Passenger transport

The "Passenger transport" fact sheet examines the modal split of this type of transport in Portugal and in the European Union.

The transport sector is one of the main sources of greenhouse gases (GHGs) and is also responsible for high levels of air and noise pollution, which can seriously damage human health and ecosystems.

When we consider the environmental impact of passenger transport, the modal split becomes particularly significant due to the differences in environmental performance, such as resource consumption, GHG and pollutant emissions and noise, between the various transport modes.

In Portugal, transports represent a major proportion of the final energy consumption, and road transport is responsible for almost all that consumption. It is also noted that land transport is mainly responsible for the consumption of petroleum-based fuels for energy purposes, thus contributing decisively to the country's external energy dependence.
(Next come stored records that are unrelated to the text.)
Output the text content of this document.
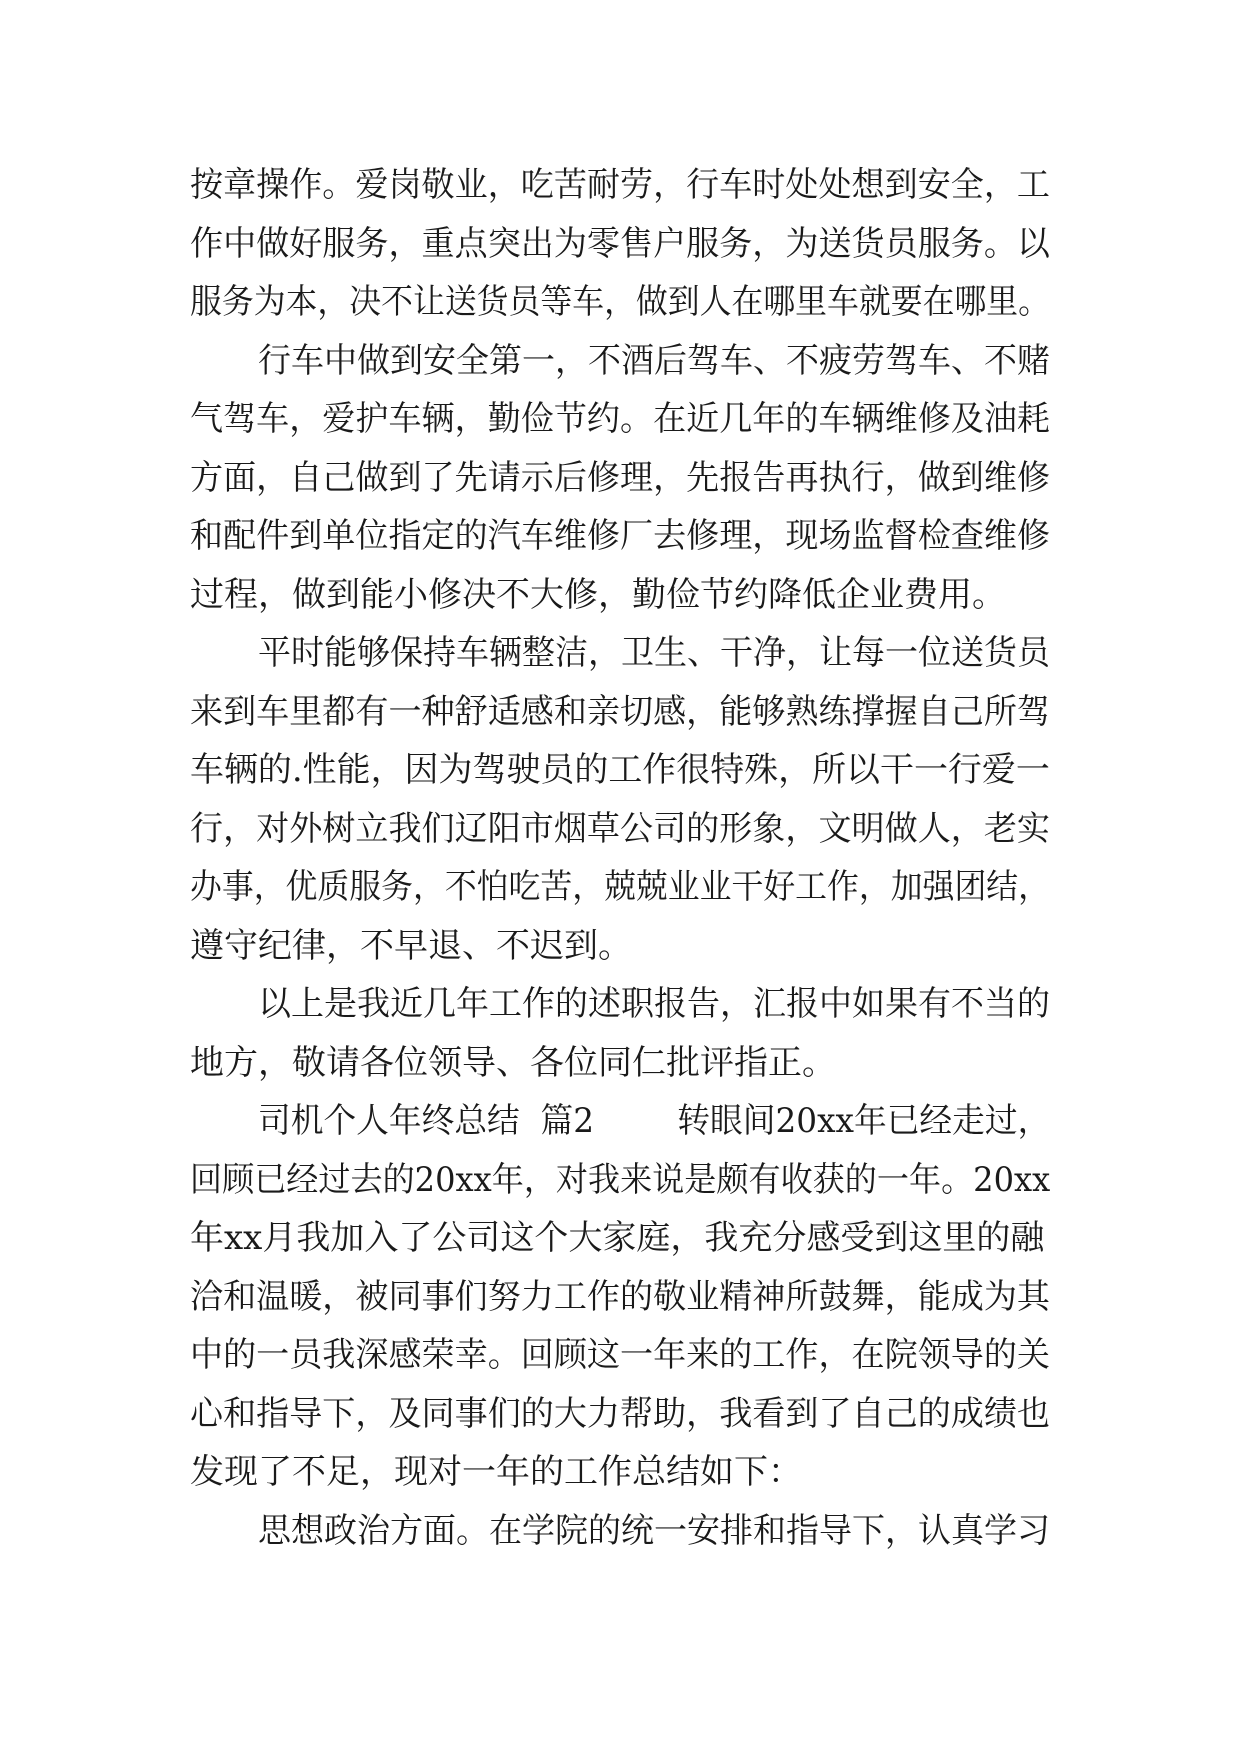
按章操作。爱岗敬业，吃苦耐劳，行车时处处想到安全，工
作中做好服务，重点突出为零售户服务，为送货员服务。以
服务为本，决不让送货员等车，做到人在哪里车就要在哪里。
行车中做到安全第一，不酒后驾车、不疲劳驾车、不赌
气驾车，爱护车辆，勤俭节约。在近几年的车辆维修及油耗
方面，自己做到了先请示后修理，先报告再执行，做到维修
和配件到单位指定的汽车维修厂去修理，现场监督检查维修
过程，做到能小修决不大修，勤俭节约降低企业费用。
平时能够保持车辆整洁，卫生、干净，让每一位送货员
来到车里都有一种舒适感和亲切感，能够熟练撑握自己所驾
车辆的.性能，因为驾驶员的工作很特殊，所以干一行爱一
行，对外树立我们辽阳市烟草公司的形象，文明做人，老实
办事，优质服务，不怕吃苦，兢兢业业干好工作，加强团结，
遵守纪律，不早退、不迟到。
以上是我近几年工作的述职报告，汇报中如果有不当的
地方，敬请各位领导、各位同仁批评指正。
司机个人年终总结  篇2        转眼间20xx年已经走过，
回顾已经过去的20xx年，对我来说是颇有收获的一年。20xx
年xx月我加入了公司这个大家庭，我充分感受到这里的融
洽和温暖，被同事们努力工作的敬业精神所鼓舞，能成为其
中的一员我深感荣幸。回顾这一年来的工作，在院领导的关
心和指导下，及同事们的大力帮助，我看到了自己的成绩也
发现了不足，现对一年的工作总结如下：
思想政治方面。在学院的统一安排和指导下，认真学习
As a result of the type of energy mix used, this sector is also responsible for 25.71% of the total greenhouse gas emissions (without the Land Use, Land Use Change and Forestry sector), in 2018, exerting strong pressure on the environment.

The transfer from individual transport to public transport is one of the long-term objectives of the Strategic Plan for Transport and Infrastructures which recognizes the modal imbalance in passenger transport, with a strong prevalence of individual transport, and calls for an offer of public passenger transport services at the local, regional and national level with quality and adequate levels of service provision to meet the needs of the populations and promote a higher adoption of public transport.

This fact sheet concerns mainland Portugal and the Autonomous Regions of Madeira and Azores and shall be updated on an annual basis.

Objectives and targets: 
  • The 2014-2020 Strategic Plan for Transport and Infrastructures sets a number of targets, most notably the 15% increase in the number of passengers-km (pkm - unit representing the transport of one passenger, over one kilometre) transported in public transport services, by 2020.
  • The National Energy and Climate Plan for 2030 (PNEC 2030), drawn up following the EU Regulation 2018/1999, defines, among others, the objectives of incorporating and valuing environmental and low carbon performance criteria in the process of contracting concessions for passenger public transport services and to strengthen the passenger rail transport and the fleet of passenger ships.
  • Decree-Law No. 86/2021, which transposes Directive (EU) 2019/1161 (which in turn amends Directive 2009/33/EC), establishes the legal regime for the promotion of clean road transport vehicles in favour of low-emission mobility, defining that contracts for the purchase and sale, rental, among others, of road vehicles with reduced or zero carbon emissions, signed by public entities, must take into account the ecological criteria defined in the scope the National Strategy for Ecological Public Procurement; the decree-law promotes the decarbonisation of the transport sector, through the acquisition of vehicles with reduced or zero emissions and the encouragement of the introduction of clean energy, and promotes patterns of active, shared, flexible, connected and sustainable mobility.